Maus is the semi-autobiographical memoir of one man’s survival, from pre-war Poland to the dreaded Auschwitz to his final escape at the end of the war. It is also the story of one man’s conflicted relationship with his father, his guilt for his own lack of understanding, and the way the effects of the Holocaust have echoed for generations. The first part of the book covers from the mid-1930s to the winter of 1944, during which time we follow Vladek Spiegelman as he meets and marries Art’s mother, gets called up to the army and becomes a prisoner of war. The second part begins after his escape from the POW camp, when he is betrayed to the Germans and taken, with his wife, to a concentration camp. The narrative switches neatly and seamlessly from past to present, following the story of how the book was created as well as the tale of Vladek’s experiences.
From the beginning, Vladek is not what you might call an easy man to like. He is difficult, suspicious, money-oriented and perhaps a little bit arrogant. He is also resourceful, brave and intelligent. His character is written large across every page, in many ways – as Art himself later remarks – a Jewish caricature, and he only grows more cantankerous as the book winds on. Art’s narrative here is unflinching: he writes with compassion, love, and impatience, a conflicted mixture that any adult child of aging parents can identify with. It is clear his father drives him crazy – it is also clear that he loves and wants to understand him. He is forced to act as both the loving son and the objective chronicler, and this dual role is very difficult to handle, particularly after his father’s death. Nevertheless, he incorporates his personal struggles into the story with an honesty that is as surprising as it is touching.
The memoir itself is vivid and nuanced. There is no attempt to set this up as merely a victim-and-oppressor narrative; we meet Jews who are not necessarily nice people, such as Vladek himself, and his millionaire father-in-law – good people who nevertheless come to horrible ends – Poles who will help them, but only for a price – even one German shell-shocked by the extent of the brutality he encounters in Birkenau. Nor does the Vladek survive through a mixture of luck and his own good nature, as is at times too common in fictionalized accounts: Vladek takes an active part in everything that happens to him, always aware, always looking for a way to escape and to survive. Those attributes which make him manipulative and annoying in the present are the same characteristics which kept him alive in the past, and thus the relation of his experiences serves as an explanation for the current story as well as a story in itself. In short, Art Spiegelman gives us the real story of his father’s life, unencumbered by attempts to simplify the conflict or diminish the pain it inflicted.

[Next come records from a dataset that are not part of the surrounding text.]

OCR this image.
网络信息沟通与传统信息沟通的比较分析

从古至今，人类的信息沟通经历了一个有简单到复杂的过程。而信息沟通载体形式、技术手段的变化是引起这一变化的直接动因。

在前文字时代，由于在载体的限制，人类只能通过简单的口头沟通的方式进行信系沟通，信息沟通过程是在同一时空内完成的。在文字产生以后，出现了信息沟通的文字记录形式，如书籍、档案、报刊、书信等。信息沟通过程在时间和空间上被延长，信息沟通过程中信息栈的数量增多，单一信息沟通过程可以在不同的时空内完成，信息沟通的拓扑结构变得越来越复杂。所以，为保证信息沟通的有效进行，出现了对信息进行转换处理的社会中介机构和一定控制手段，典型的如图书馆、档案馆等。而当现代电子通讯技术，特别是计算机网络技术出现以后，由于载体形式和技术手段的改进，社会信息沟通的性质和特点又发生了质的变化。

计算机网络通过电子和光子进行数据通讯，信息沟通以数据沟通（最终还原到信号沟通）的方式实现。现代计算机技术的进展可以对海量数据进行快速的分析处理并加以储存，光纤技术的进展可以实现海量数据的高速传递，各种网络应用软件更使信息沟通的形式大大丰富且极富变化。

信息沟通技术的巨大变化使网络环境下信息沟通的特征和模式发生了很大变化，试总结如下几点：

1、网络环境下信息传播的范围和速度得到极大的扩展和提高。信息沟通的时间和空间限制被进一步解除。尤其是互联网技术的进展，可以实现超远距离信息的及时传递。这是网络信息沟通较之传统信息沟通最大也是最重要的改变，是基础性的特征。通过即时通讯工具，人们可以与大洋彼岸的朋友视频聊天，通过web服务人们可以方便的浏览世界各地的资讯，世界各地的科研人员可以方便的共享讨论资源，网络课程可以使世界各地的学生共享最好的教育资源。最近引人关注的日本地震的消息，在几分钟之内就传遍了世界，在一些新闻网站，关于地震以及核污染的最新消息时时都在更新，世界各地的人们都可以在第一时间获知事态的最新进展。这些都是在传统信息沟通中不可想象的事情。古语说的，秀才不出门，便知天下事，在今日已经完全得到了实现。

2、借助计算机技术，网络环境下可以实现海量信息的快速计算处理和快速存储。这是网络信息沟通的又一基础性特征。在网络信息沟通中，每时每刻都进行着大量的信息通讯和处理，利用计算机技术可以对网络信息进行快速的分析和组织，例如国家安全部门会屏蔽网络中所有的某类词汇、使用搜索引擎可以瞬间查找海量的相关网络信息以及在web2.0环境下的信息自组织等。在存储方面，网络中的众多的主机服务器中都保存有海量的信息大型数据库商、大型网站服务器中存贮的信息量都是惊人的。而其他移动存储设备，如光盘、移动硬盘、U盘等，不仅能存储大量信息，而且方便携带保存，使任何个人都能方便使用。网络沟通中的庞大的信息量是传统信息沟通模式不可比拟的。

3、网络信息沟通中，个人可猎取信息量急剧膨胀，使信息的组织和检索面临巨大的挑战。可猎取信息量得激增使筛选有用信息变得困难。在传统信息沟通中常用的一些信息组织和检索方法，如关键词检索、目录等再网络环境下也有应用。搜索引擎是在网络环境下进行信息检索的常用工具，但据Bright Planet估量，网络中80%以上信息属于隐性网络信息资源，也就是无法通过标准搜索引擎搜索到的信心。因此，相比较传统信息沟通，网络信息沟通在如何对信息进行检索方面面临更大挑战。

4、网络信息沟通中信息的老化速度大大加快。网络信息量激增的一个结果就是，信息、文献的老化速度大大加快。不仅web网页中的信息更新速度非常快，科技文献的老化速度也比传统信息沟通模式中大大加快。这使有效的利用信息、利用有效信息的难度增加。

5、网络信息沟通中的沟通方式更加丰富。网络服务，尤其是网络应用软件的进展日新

I am fairly confident that Maus will continue to haunt me for a long time to come. It is a compelling, amazing read that ends on a beautiful note which (I confess) almost brought me to tears. It is also painful, shocking and uncomfortable: like seeing all the negative parts of human nature on display in excruciating detail. In spite, or possibly because of, this, I found it deeply moving and difficult to put down. Highly recommended.